This is a loaded question. Ross' recovery theorem has both flaws and insights. The single answer thus far did a great job of addressing the flaws from an economics perspective. No one questions that the math is wrong: it is correct. Here is a mathematical insight from Ross' work. Abstracting from the finance and economics, the purely probabilistic content of Ross' Recovery theorem is the following. Suppose we are given a positive measure that describes the product of transition frequencies
of a univariate Markov process and a positive multiplicative functional $m_t = \exp(-\int_0^t g_u du)$, where $g_u$ is some real-valued stochastic process at time $u$.
The Ross recovery theorem answers two questions posed together:
Question 1) Under what additional probabilistic structure, can we remove the multiplicative functional and thereby obtain transition frequencies, which need not be the same as the transition frequencies multiplying the functional?

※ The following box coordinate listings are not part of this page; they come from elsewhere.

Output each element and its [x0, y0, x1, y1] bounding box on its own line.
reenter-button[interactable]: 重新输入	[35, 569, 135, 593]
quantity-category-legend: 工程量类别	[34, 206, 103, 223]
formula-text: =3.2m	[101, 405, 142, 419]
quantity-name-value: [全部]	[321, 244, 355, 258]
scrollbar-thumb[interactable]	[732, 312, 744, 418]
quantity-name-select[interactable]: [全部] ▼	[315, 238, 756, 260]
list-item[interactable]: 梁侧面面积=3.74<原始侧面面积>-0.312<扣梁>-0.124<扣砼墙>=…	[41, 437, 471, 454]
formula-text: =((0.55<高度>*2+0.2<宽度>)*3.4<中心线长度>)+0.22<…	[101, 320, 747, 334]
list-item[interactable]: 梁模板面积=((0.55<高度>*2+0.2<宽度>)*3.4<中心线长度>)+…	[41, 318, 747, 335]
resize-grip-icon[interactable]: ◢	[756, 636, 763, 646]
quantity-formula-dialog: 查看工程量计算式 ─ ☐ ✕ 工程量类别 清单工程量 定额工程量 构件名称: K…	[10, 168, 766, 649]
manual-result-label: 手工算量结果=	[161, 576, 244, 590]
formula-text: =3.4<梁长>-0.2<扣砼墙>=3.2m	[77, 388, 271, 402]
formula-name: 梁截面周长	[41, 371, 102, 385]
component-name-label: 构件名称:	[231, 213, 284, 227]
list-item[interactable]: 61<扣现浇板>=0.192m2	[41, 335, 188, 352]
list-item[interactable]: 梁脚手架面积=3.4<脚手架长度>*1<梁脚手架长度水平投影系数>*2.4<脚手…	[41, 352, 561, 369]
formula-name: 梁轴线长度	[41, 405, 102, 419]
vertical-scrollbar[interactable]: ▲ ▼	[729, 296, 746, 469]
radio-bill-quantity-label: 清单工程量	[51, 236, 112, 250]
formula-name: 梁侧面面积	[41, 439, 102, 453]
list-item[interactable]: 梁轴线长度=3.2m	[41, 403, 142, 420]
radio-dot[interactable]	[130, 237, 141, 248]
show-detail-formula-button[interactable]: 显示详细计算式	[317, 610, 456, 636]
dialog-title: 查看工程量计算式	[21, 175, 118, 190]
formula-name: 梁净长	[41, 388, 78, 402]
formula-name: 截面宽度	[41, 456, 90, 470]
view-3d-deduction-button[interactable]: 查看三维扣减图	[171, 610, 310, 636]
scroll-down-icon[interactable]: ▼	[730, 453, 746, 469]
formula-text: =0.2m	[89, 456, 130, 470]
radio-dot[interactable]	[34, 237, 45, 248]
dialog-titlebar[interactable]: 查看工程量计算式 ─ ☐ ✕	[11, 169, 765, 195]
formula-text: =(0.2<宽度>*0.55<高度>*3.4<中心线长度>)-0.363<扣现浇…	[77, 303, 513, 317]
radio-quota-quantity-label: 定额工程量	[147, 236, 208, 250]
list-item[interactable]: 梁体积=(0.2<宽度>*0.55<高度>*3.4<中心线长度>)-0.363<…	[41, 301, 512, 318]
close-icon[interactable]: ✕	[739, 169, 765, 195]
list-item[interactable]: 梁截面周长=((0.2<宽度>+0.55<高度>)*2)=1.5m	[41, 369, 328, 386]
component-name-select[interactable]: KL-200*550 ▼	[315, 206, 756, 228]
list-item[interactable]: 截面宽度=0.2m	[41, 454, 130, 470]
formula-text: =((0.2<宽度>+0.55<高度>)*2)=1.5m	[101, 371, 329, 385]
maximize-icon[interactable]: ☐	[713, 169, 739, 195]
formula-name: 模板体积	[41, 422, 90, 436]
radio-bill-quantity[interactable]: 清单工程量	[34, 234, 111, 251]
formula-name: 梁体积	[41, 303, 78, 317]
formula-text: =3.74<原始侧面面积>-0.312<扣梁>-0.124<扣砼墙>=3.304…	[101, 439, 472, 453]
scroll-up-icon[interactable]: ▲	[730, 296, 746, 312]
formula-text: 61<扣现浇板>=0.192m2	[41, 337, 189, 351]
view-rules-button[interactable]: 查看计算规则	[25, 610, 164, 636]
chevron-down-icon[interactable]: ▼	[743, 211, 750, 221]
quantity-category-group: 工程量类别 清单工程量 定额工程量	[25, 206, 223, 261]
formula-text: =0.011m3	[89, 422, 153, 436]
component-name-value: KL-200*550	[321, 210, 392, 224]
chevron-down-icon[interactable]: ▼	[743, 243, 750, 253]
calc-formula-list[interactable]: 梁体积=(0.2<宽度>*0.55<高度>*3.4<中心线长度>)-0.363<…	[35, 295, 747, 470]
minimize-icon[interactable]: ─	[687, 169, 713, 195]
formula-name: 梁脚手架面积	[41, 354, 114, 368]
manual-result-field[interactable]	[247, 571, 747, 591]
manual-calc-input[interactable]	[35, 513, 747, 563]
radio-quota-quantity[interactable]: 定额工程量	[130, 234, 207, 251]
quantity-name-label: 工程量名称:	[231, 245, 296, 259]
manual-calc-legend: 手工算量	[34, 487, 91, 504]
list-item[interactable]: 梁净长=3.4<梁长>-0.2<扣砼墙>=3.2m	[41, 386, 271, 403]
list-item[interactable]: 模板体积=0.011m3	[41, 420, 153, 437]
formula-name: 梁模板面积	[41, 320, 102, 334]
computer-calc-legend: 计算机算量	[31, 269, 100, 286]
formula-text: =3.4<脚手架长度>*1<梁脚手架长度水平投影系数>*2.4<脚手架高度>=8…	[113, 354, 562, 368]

Question 2) What additional probabilistic structure to Question 1 is needed to uniquely obtain these possibly different transition frequencies?
Ross' answer to both questions posed simultaneously is that the sufficient conditions are that the univariate Markov process is an irreducible
time-homogeneous finite-state Markov Chain and that the measure change be transition independent. From a purely probabilistic perspective, Hansen Scheinkman 2009 answer question 1. Not surprisingly, they can do so with weaker sufficient conditions, requiring neither finite states or transition independence. Both papers supply mathematical insights into how to change from a positive measure eg Arrow Debreu security prices to a probability measure eg forward measure or market beliefs or a third probability measure. From a purely probabilistic standpoint, Ross incremental contribution is to answer question 2. To get the stronger conclusion of uniqueness, he makes stronger assumptions. I don't personally consider this a flaw. In fact, identifying the additional structure that leads to the stronger conclusion is usually considered by mathematicians to be a mathematical insight.
Some economists argue in contrast that this additional structure is a weakness because
1) it is less general, and rules out some well known successful models, and
2) the particular application Ross suggested ends up being empirically refuted.
So to summarize, I believe that the two incremental assumptions Ross made in answering Question 2 can simultaneously be interpreted as both a mathematical insight and an economics flaw.